THE FEMALE EXODUS: Why Ambitious Women Are Walking Away

Leslie Rohonczy, IMC™, PCC, Executive Coach, Leadership Expert, Speaker, Author

Something strange is happening in leadership circles.

Talented, ambitious women, the ones who exceed their targets, who juggle the complexities, and make it all look seamless, are quietly stepping away. Not in protest. Not amid scandal. They’re just… done. One day they’re leading strategy sessions; the next, they’re posting a warm thank-you on LinkedIn and heading into something “new.”

And if you’ve been paying attention, you’ve probably noticed the quiet that follows. No raised eyebrows. No real post-mortem. Just another departure, tidily wrapped in gratitude and discretion.

But let’s not be fooled. These exits aren’t just personal choices. They’re signals.

Across Canada, women in senior roles are opting out, not because they lack the ambition, but because they’re tired of carrying it alone. They’re stepping back from leadership paths that reward over-functioning, downplay values, and quietly expect women to lead twice as hard for half the recognition.

These departures aren’t dramatic. They’re deliberate. Thoughtful. Carefully curated LinkedIn posts. Optimistic updates. “Grateful-for-the-opportunity” reframings.

But under the polish, something important is happening.

 

SOMETHING IS SHIFTING

If it feels like more women are quietly disappearing from leadership pipelines, it’s because they are. According to McKinsey’s Women in the Workplace report (2024), women leaders are exiting their roles at the highest rate ever recorded. Grant Thornton reports that female CEOs in Canada dropped from 28 percent to 19 percent in just one year. A 2023 article in Forbes highlights how misaligned values, persistent bias, and burnout are causing women to step away before they even reach the top.

Yet these stories often go untold. Why? Because most of these women leave well. No drama. No takedowns. Just a respectful goodbye and a professional fade to black.

WHY THEY WALK

Burnout doesn’t always come with a breakdown. Often, it looks like a woman who still shows up, still performs, still keeps the wheels turning, but feels like she’s holding everything together with invisible thread.

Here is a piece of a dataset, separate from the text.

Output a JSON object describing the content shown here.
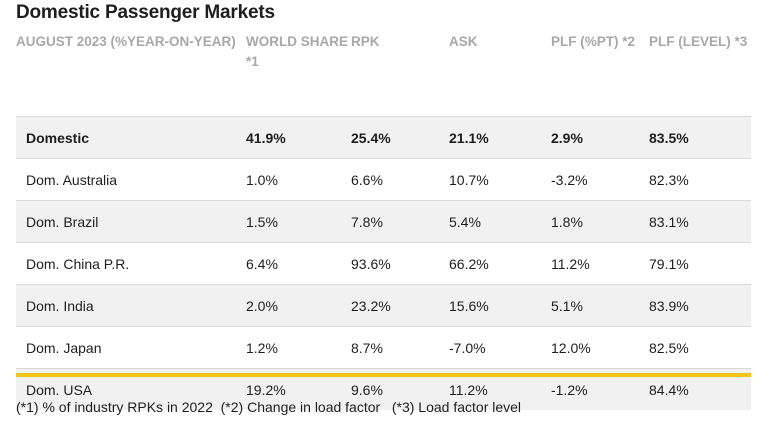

She’s the one who gets it done. The one who absorbs the emotional load, smooths the conflict, mentors the junior staff, remembers the context, and catches what others drop. She’s indispensable, until she’s depleted.

And when she finally says, “I can’t keep doing this,” it’s not because she’s weak. It’s because she’s done the mental math and realised the cost.

Sometimes there’s a moment: the promotion that quietly goes to someone else, the boardroom idea she raised that’s applauded when someone else repeats it. But most often, it’s an accumulation. A slow wear-down. One woman I coach described it as “death by a thousand paper cuts.” Another said, “I climbed so far up the ladder, only to realise it was leaning against the wrong wall.”

More and more women are starting to question whether leadership, as it currently stands, is worth the trade-offs. Whether the relentless pace, the narrow metrics of success, and the unspoken expectations are aligned with the life they want to live.

Many are concluding they’re not.

 

THE COST OF EXITING GRACEFULLY

Because women are trained to leave respectfully, to minimise disruption, to protect relationships, to make things easier for those left behind, their departures rarely spark reflection.

People assume they left for balance, or family, or “something new.” But they didn’t leave to slow down. They left because they weren’t seen. Because they were asked to stretch further and give more, without the authority, voice, or recognition that would make it sustainable.

And when they leave quietly, the system stays the same.

 

WHAT COACHING CAN OFFER

This is where coaching comes in. Not as a rescue plan, but as a space to think clearly and make deliberate choices. Some women use coaching to stay on their own terms. They set new boundaries, recalibrate how they lead, and reconnect with purpose. Others realise it’s time to move on. Not in defeat, but with clarity and intention. Not just “what’s next,” but “what’s true for me now?”

Coaching also helps leaders inside organisations spot the signs before someone walks. It surfaces the invisible friction points, the patterns that never make it into engagement data or exit interviews. It’s not about retention for the sake of it. It’s about seeing what’s really happening.

 

IF YOU’RE READING THIS AND WONDERING…

Maybe you’ve had that quiet internal conversation too: “Am I just tired, or am I ready for something else? Do I still believe in what I’m building here, or am I just holding it together out of habit? If I took away the guilt, what would I choose?”

These aren’t surface questions. They go right to the centre of how we lead, and who we are while doing it.

 

TIME TO TALK

We need to talk about the exodus, not in whispers, but out loud. Because we’re not just losing great women. We’re losing the future they could shape if leadership makes room for their full presence, not just their performance.